A native of Los Angeles, Lesser was a top prize winner in the 1966 Tchaikovsky Competition in Moscow and a participant in the historic Heifetz-Piatigorsky concerts and recordings. Mr. Lesser has appeared as a soloist with the Boston Symphony Orchestra, the London Philharmonic, the Los Angeles Philharmonic, the New Japan Philharmonic, the Tokyo Philharmonic and other major orchestras. His New York debut was greeted as “triumphant” and “magical.” Of his performance of the Tchaikovsky Rococo Variation in Hamburg, Die Welt stated, “The piece could not have been more thoroughly realized than this staggering performance.”
As a chamber musician he has participated at the Casals, Marlboro, Spoleto, Ravinia, Music@Menlo and Santa Fe festivals as well as at the Orford Festival and the Banff Centre for the Arts in Canada. He is a frequent visitor to Korea, most recently for performances of the Beethoven cycle. He has also been a member of juries for international competitions, including chairing the Tchaikovsky Competition in Moscow in 1994. Others where he has judged include the Paulo Competition in Helsinki, the Feuermann Competition in Berlin, the Leipzig Bach Cello Competition, the Navarra Competition in France, the Naumberg Competition in New York and the Cassado Competition in Japan.
During the Bach anniversary year of 2000, Lesser performed the cycle of the complete cello suites several times, including joint presentations of the complete violin solo music with his wife, Masuko Ushioda. Eric Siblin, Author of the recent best-seller, “The Cello Suites,” credits Lesser’s Performances that year as the inspiration for writing his book. During the same season, Lesser gave the first Japanese performance of Tan Dun’s “Elegy” at Seiji Ozawa’s Saito Kinen Festival in Matsumoto.
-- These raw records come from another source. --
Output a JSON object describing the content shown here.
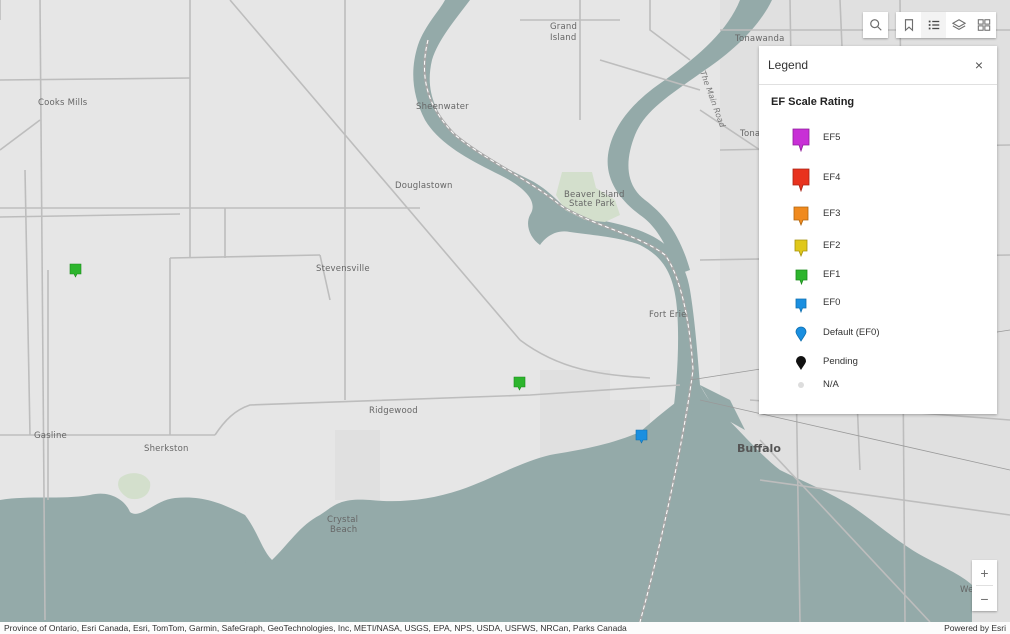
{
  "map": {
    "places": [
      {
        "id": "cooks-mills",
        "name": "Cooks Mills"
      },
      {
        "id": "sheenwater",
        "name": "Sheenwater"
      },
      {
        "id": "douglastown",
        "name": "Douglastown"
      },
      {
        "id": "stevensville",
        "name": "Stevensville"
      },
      {
        "id": "fort-erie",
        "name": "Fort Erie"
      },
      {
        "id": "ridgewood",
        "name": "Ridgewood"
      },
      {
        "id": "gasline",
        "name": "Gasline"
      },
      {
        "id": "sherkston",
        "name": "Sherkston"
      },
      {
        "id": "crystal-beach-1",
        "name": "Crystal"
      },
      {
        "id": "crystal-beach-2",
        "name": "Beach"
      },
      {
        "id": "grand-island-1",
        "name": "Grand"
      },
      {
        "id": "grand-island-2",
        "name": "Island"
      },
      {
        "id": "beaver-island-1",
        "name": "Beaver Island"
      },
      {
        "id": "beaver-island-2",
        "name": "State Park"
      },
      {
        "id": "tonawanda",
        "name": "Tonawanda"
      },
      {
        "id": "tonawanda-partial",
        "name": "Tona"
      },
      {
        "id": "buffalo",
        "name": "Buffalo"
      },
      {
        "id": "west-seneca",
        "name": "West Se"
      },
      {
        "id": "road-label",
        "name": "The Main Road"
      }
    ],
    "markers": [
      {
        "id": "marker-1",
        "rating": "EF1",
        "color": "#2db52d"
      },
      {
        "id": "marker-2",
        "rating": "EF1",
        "color": "#2db52d"
      },
      {
        "id": "marker-3",
        "rating": "EF0",
        "color": "#1a8fe0"
      }
    ]
  },
  "toolbar": {
    "buttons": [
      {
        "id": "search",
        "icon": "search-icon"
      },
      {
        "id": "bookmarks",
        "icon": "bookmark-icon"
      },
      {
        "id": "legend",
        "icon": "legend-icon"
      },
      {
        "id": "layers",
        "icon": "layers-icon"
      },
      {
        "id": "basemap",
        "icon": "basemap-gallery-icon"
      }
    ]
  },
  "legend": {
    "title": "Legend",
    "close": "×",
    "layer_title": "EF Scale Rating",
    "items": [
      {
        "label": "EF5",
        "color": "#c82fd6"
      },
      {
        "label": "EF4",
        "color": "#e8321e"
      },
      {
        "label": "EF3",
        "color": "#f08a1e"
      },
      {
        "label": "EF2",
        "color": "#e0c81a"
      },
      {
        "label": "EF1",
        "color": "#2db52d"
      },
      {
        "label": "EF0",
        "color": "#1a8fe0"
      },
      {
        "label": "Default (EF0)",
        "color": "#1a8fe0"
      },
      {
        "label": "Pending",
        "color": "#111111"
      },
      {
        "label": "N/A",
        "color": "#dddddd"
      }
    ]
  },
  "zoom": {
    "in": "+",
    "out": "−"
  },
  "attribution": {
    "text": "Province of Ontario, Esri Canada, Esri, TomTom, Garmin, SafeGraph, GeoTechnologies, Inc, METI/NASA, USGS, EPA, NPS, USDA, USFWS, NRCan, Parks Canada",
    "powered_by": "Powered by Esri"
  },
  "colors": {
    "land": "#e6e6e6",
    "water": "#94aaa9",
    "road": "#bdbdbd",
    "park": "#d3dfcc"
  }
}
A 1961 graduate of Harvard College, where he studied mathematics, Lesser went to Köln, Germany the following year to work with Gaspar Cassado under the aegis of a Fulbright Grant. During his Fulbright year he played for Pablo Casals, who declared , “Thank God who has given you such a great talent!“ He won first prize in the Cassado Competition in Siena, Italy later that season.
When he returend to Los Angeles, he studied with Gregor Piatigorsky and soon became his teaching assistant and regular faculty member at the University of Southern California. During the remainder of the 60’s he was a frequent contributor to the artisitc life of Los Angeles as a performer. His 1965 performance of the Schoenberg Cello Concerto to inaugerate the Bing Auditorium at the Los Angeles County Museum of Art was its first hearing with orchestra after Emanuel Feuermann introduced the work in the late 1930’s. He recorded it the following year for Columbia Masterworks. He Left Los Angeles in 1970 to become Professor of Cello at Baltimore’s Peabody Institute.
Lesser was Invited in 1974 by Gunther Schuller, the then President of New England Conservatory, to head NEC’s cello department. In 1983 he was named the school’s President, as position from which he retired in 1996 to return to performing and teaching. A high point of his tenure as President was the complete restoration of the 1000-seat Jordan Hall, one of the world’s greatest acoustical spaces. Teaching has always been an important part of his artisitic activity. His former students, numbering in the hundreds, are soloists, orchestra section leaders and memebrs, chamber muscians and teachers, active throughout the USA and in many other countries around the world.
In September , 2005 Lesser was named "Chevalier du Violoncelle“ by the Eva Janzer Memorial Cello Center at Indianna University.
In 2010, Bridge records issued Lesser's recording with pianist HaeSun Paik of Beethoven's complete music for cello and piano. The comprehensive documentation embraced by this three-disc collection includes two audio CDs as well as the DVD Behind the Beethoven Project with biographical material, a discussion of this repertoire, and clips from concerts held in Korea immediately following the recording sessions in NEC's Jordan Hall.
Lesser plays a 1622 cello made by the brothers Amati in Cremona, Italy. Hi recordings have appeared on the RCA, Columbia, Melodiya, CRI and Bridge labels.